7 Mart 2013 Perşembe

Tanrı




Bu öykü geç gelen yolculara asla kapı açmayan bir otobüs şoförüne dair. Kimseye. Ne otobüsün yanında koşup ona yalvaran bakışlarla bakan ezik lise öğrencilerine, ne kapıya aslında zamanında gelmiş de bütün suç şoförünmüş gibi vuran sinirli tiplere, ne de onu ellerindeki alışveriş torbalarını sallayarak durdurmaya çalışan yaşlı ve titrek kadınlara. Kötülüğünden değil, çünkü kötülüğün zerresi yoktu bu otobüs şoförünün ruhunda; ideoloji meselesiydi sadece. Bu şoförün ideolojisine göre, geç gelmiş yolcuya kapıyı açmak otuz saniyenin altında bir zaman alsa ve kapıyı açmamak yolcunun hayatından on beş dakika kaybetmesi anlamına gelse bile, kapıyı açmamak toplumun yararınaydı; çünkü o otuz saniye otobüsteki her yolcu tarafından kaybedilmiş olacaktı. Otobüste durağa zamanında gelmiş altmış kadar suçsuz yolcu bulunduğunu varsayarsak hep birlikte yarım saat kaybedecekleri kolaylıkla hesaplanabilirdi, on beş dakikanın iki katı. Geç kalanlara kapıyı açmamayı bu yüzden ilke edinmişti. 
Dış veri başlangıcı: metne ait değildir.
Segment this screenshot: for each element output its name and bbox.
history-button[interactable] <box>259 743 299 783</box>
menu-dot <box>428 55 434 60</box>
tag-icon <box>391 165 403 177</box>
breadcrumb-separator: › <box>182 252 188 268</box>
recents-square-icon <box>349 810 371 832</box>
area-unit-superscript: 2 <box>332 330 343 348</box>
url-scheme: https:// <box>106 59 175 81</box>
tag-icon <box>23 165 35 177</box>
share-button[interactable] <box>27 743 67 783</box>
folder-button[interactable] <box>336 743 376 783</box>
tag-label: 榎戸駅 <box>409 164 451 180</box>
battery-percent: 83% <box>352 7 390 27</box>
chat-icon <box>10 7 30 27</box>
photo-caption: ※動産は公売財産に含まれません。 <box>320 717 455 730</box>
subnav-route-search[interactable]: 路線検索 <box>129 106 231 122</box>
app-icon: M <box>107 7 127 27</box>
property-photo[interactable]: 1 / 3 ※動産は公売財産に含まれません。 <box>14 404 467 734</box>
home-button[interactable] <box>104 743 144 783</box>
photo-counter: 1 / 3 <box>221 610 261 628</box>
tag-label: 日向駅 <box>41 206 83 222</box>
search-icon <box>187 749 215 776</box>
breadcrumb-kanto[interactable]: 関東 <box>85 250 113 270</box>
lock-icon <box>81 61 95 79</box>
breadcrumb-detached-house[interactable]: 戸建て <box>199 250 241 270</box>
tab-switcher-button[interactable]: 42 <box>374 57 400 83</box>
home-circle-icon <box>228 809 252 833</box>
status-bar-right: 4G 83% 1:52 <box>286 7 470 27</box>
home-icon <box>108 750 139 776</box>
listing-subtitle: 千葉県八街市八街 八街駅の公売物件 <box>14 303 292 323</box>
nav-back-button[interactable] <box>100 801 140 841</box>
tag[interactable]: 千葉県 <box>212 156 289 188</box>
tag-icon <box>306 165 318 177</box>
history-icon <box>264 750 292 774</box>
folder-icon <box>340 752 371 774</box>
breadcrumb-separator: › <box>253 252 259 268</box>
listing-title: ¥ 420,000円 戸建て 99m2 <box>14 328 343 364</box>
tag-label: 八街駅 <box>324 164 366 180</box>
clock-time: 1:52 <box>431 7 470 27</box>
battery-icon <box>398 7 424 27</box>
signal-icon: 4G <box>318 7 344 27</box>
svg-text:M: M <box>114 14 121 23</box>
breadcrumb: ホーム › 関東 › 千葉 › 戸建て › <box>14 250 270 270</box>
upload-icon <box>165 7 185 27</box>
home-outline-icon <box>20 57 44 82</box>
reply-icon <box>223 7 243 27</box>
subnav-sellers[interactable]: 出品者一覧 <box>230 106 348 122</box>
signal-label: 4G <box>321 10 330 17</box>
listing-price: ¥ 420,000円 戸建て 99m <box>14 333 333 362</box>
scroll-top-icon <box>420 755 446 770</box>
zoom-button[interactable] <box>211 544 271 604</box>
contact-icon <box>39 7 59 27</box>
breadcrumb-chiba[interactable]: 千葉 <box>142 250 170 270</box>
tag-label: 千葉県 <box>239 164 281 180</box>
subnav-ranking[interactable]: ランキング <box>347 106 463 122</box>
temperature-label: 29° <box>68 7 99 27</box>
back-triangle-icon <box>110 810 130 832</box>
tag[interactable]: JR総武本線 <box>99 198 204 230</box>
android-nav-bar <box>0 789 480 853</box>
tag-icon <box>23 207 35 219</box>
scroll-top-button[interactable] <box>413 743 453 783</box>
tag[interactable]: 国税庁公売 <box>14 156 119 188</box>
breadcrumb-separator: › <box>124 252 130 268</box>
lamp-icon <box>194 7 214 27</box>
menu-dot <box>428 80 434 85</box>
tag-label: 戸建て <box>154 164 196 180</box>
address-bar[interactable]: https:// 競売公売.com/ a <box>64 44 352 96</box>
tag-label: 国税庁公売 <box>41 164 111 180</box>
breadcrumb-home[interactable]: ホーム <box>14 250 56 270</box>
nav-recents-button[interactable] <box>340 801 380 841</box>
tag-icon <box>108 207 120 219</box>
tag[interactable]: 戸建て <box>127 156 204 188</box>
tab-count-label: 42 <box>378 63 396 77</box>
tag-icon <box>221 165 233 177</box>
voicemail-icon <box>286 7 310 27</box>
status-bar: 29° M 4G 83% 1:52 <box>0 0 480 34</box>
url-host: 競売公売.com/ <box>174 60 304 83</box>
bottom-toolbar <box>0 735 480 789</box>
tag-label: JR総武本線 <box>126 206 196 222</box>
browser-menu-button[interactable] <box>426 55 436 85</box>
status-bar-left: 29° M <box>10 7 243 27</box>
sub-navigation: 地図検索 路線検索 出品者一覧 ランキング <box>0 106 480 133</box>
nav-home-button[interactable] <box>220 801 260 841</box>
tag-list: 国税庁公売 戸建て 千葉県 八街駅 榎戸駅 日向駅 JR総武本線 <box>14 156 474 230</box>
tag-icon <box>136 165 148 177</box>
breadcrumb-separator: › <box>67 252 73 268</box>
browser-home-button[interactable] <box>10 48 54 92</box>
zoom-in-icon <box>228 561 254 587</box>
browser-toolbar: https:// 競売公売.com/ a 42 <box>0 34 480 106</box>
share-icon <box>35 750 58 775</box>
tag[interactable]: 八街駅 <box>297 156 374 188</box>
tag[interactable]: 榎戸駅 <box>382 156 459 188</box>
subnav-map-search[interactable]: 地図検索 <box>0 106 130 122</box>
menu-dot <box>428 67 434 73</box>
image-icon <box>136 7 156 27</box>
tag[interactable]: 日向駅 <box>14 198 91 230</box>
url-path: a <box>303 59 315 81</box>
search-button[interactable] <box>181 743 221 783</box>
(Tanrı Olmak İsteyen Otobüs Şoförü, Etgar Keret. Çeviren: Avi Pardo. Hayatın anlamını sorgulamak isterseniz Taksim metrosundan Şişhane'ye aktarma yapacak yolcuların bir saniye olsun beklemeyen trene doğru çılgınca koşmalarını izleyin, varoluş sancılarına ilaç gibi geliyor. İdeoloji meselesi! Görsel, bir ihtimal Banksy, Wikipedia Commons'dan geliyor, orası kesin.)